Gondelfahrt über Medellín
Mit einem normalen Metroticket ist es möglich mit einer der 4 Seilbahnen zu fahren, welche die ärmeren Viertel auf den umliegenden Bergen mit dem Rest der Stadt verbinden. Wir fahren mit der Metrolinie B bis San Javier. Eigentlich wollen wir uns die Comuna 13 anschauen, beschließen aber kurzerhand unsere Tickets auszunutzen und erst eine Runde mit solch einer Gondel zu fahren. Verlässt man die Metrostation, ist das Ticket nämlich nicht mehr gültig und man muss sich für die Gondel ein Neues ziehen. Je höher wir fahren, desto enger werden die Gassen, die sich in Haarnadelkurven um die Häuser ziehen. Es wird leiser, weil man keine Menschenmassen und laufende Motoren mehr hört. Kinder spielen auf der Straße, Frauen hängen ihre Wäsche auf. Erst jetzt wird uns bewusst, wie riesig diese Stadt eigentlich ist.

Comuna 13
Über Jahre hinweg wurden hier Kämpfe ausgefochten, Mord und Kriminalität waren an der Tagesordnung, nicht einmal die Polizei wagte sich hinein. Einst als gefährlichstes Viertel der Welt bezeichnet, ist Comuna 13 in Medellín heute ein Stadtteil voller Streetart in allen Farben. Gerade Street-Art Liebhaber kommen hier voll auf ihre Kosten. Das Grafitti und die Musik vieler Künstler zeigen die Geschichte des Bezirks, die mich sehr berührt. Zwar ist es auch heute noch ein kriminelles Viertel, allerdings gerade tagsüber für Touristen ungefährlich. Die Anwohner freuen sich über den Besuch. Wie auch in den anderen Kommunen der Stadt geht es hier sehr steil bergauf. Zur Freude der Bewohner (und zum Glück für uns) gibt es in der Comuna 13 seit einigen Jahren eine Rolltreppe, um die Menschen nach oben zu bringen. Denn nur die wenigsten Anwohner besitzen ein Auto oder Roller und die meisten Häuser sind nur durch enge Gassen verbunden, was es früher sehr schwer für die Menschen machte, in die Stadt zu kommen.









Zu den Touren in Medellín: Es gibt viele Tour Anbieter in der Stadt, die unterschiedliche „Escobar Touren“ anbieten. Aus Respekt den Einwohnern – und allen voran derer, die diese grausame Zeit miterleben mussten – ist es nicht empfehlenswert, solche Touren zu machen.
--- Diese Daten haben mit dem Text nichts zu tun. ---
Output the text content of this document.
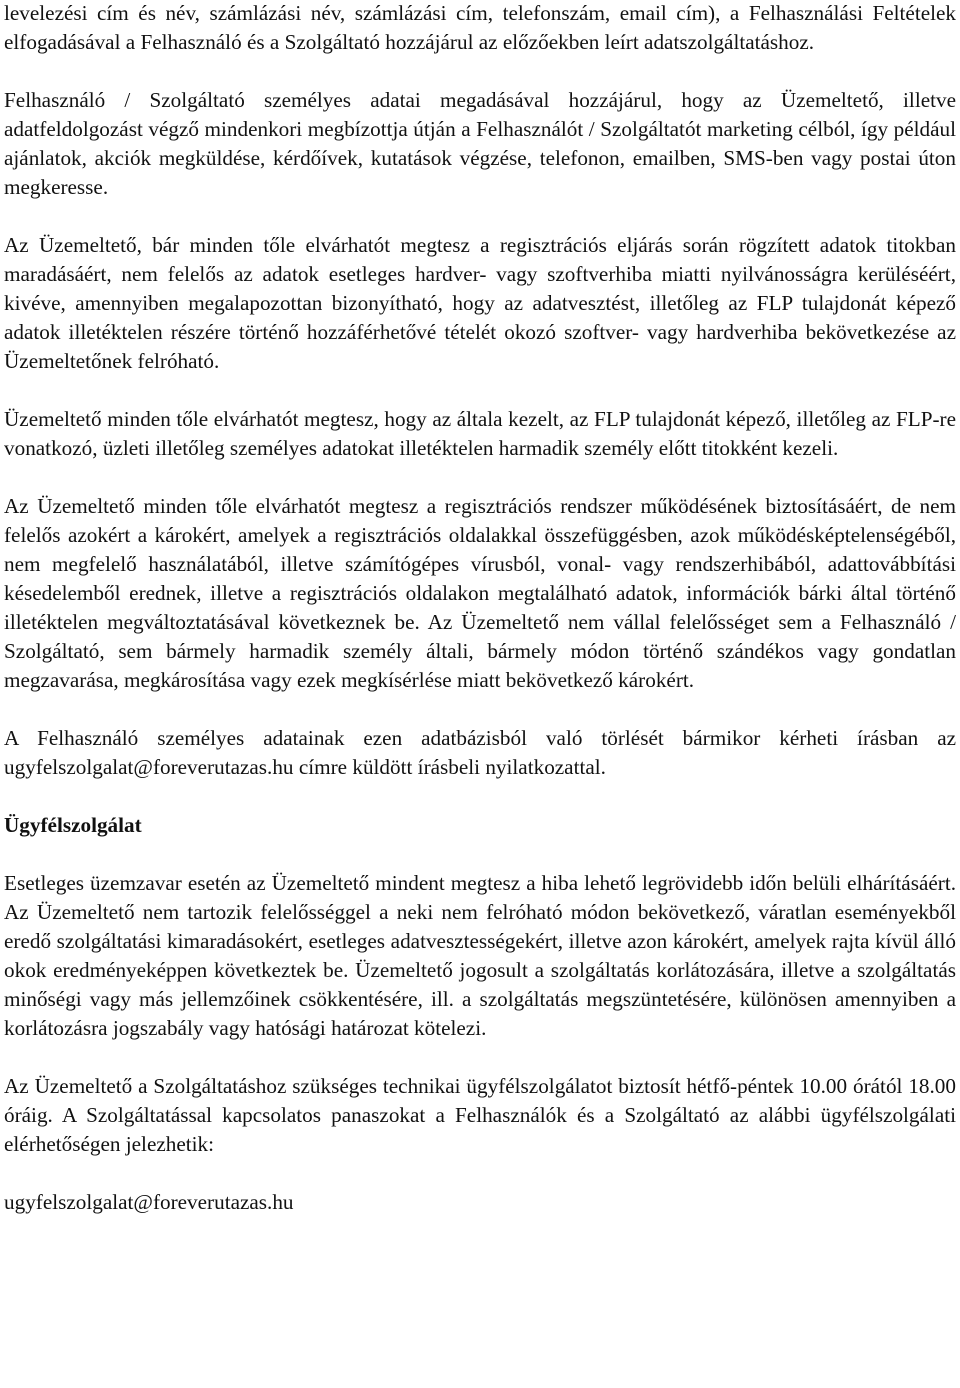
levelezési cím és név, számlázási név, számlázási cím, telefonszám, email cím), a Felhasználási Feltételek elfogadásával a Felhasználó és a Szolgáltató hozzájárul az előzőekben leírt adatszolgáltatáshoz.

Felhasználó / Szolgáltató személyes adatai megadásával hozzájárul, hogy az Üzemeltető, illetve adatfeldolgozást végző mindenkori megbízottja útján a Felhasználót / Szolgáltatót marketing célból, így például ajánlatok, akciók megküldése, kérdőívek, kutatások végzése, telefonon, emailben, SMS-ben vagy postai úton megkeresse.

Az Üzemeltető, bár minden tőle elvárhatót megtesz a regisztrációs eljárás során rögzített adatok titokban maradásáért, nem felelős az adatok esetleges hardver- vagy szoftverhiba miatti nyilvánosságra kerüléséért, kivéve, amennyiben megalapozottan bizonyítható, hogy az adatvesztést, illetőleg az FLP tulajdonát képező adatok illetéktelen részére történő hozzáférhetővé tételét okozó szoftver- vagy hardverhiba bekövetkezése az Üzemeltetőnek felróható.

Üzemeltető minden tőle elvárhatót megtesz, hogy az általa kezelt, az FLP tulajdonát képező, illetőleg az FLP-re vonatkozó, üzleti illetőleg személyes adatokat illetéktelen harmadik személy előtt titokként kezeli.

Az Üzemeltető minden tőle elvárhatót megtesz a regisztrációs rendszer működésének biztosításáért, de nem felelős azokért a károkért, amelyek a regisztrációs oldalakkal összefüggésben, azok működésképtelenségéből, nem megfelelő használatából, illetve számítógépes vírusból, vonal- vagy rendszerhibából, adattovábbítási késedelemből erednek, illetve a regisztrációs oldalakon megtalálható adatok, információk bárki által történő illetéktelen megváltoztatásával következnek be. Az Üzemeltető nem vállal felelősséget sem a Felhasználó / Szolgáltató, sem bármely harmadik személy általi, bármely módon történő szándékos vagy gondatlan megzavarása, megkárosítása vagy ezek megkísérlése miatt bekövetkező károkért.

A Felhasználó személyes adatainak ezen adatbázisból való törlését bármikor kérheti írásban az ugyfelszolgalat@foreverutazas.hu címre küldött írásbeli nyilatkozattal.

Ügyfélszolgálat

Esetleges üzemzavar esetén az Üzemeltető mindent megtesz a hiba lehető legrövidebb időn belüli elhárításáért. Az Üzemeltető nem tartozik felelősséggel a neki nem felróható módon bekövetkező, váratlan eseményekből eredő szolgáltatási kimaradásokért, esetleges adatvesztességekért, illetve azon károkért, amelyek rajta kívül álló okok eredményeképpen következtek be. Üzemeltető jogosult a szolgáltatás korlátozására, illetve a szolgáltatás minőségi vagy más jellemzőinek csökkentésére, ill. a szolgáltatás megszüntetésére, különösen amennyiben a korlátozásra jogszabály vagy hatósági határozat kötelezi.

Az Üzemeltető a Szolgáltatáshoz szükséges technikai ügyfélszolgálatot biztosít hétfő-péntek 10.00 órától 18.00 óráig. A Szolgáltatással kapcsolatos panaszokat a Felhasználók és a Szolgáltató az alábbi ügyfélszolgálati elérhetőségen jelezhetik:

ugyfelszolgalat@foreverutazas.hu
Es wird nicht gerne gesehen.

Enttäuschung im Park Aví
An unserem vorletzten Tag beschließen wir, einen Ausflug in den Parque Arví zu machen. Eine eigene Seilbahnlinie verbindet Medellín mit dem Naherholungsgebiet. Zugegebenermaßen ist die Fahrt dorthin leider das spannendste des ganzen Tages. Wenn man in den Park will, muss man zwischenzeitlich aussteigen und erneut für die Seilbahn zahlen. Für die Rückfahrt wird dann auch nochmal Geld verlangt. Bei der Ankunft im Park wird uns gesagt, dass die meisten Wanderungen nur mit einem Guide erlaubt sind – dieser ist aber nicht nur super teuer, die Touren fanden zu unserer Zeit gar nicht statt. Super. Hätte man uns ruhig mal sagen können, bevor wir für die Seilbahn ein Vermögen ausgeben. Wir laufen ein bisschen umher und machen eine eigene kleine Wanderung, bevor wir enttäuscht die Rückfahrt antreten.
Nach 3 Tagen in Medellín ziehen Tobi und ich weiter nach Guatapé. Die unglaublich schöne Seenlandschaft haben wir zuvor schon auf so vielen Bildern gesehen und nach dem Trubel der Stadt freue ich mich riesig darauf. Noch ahne ich nicht, dass ich Medellín schneller wiedersehen werde, als mir lieb ist…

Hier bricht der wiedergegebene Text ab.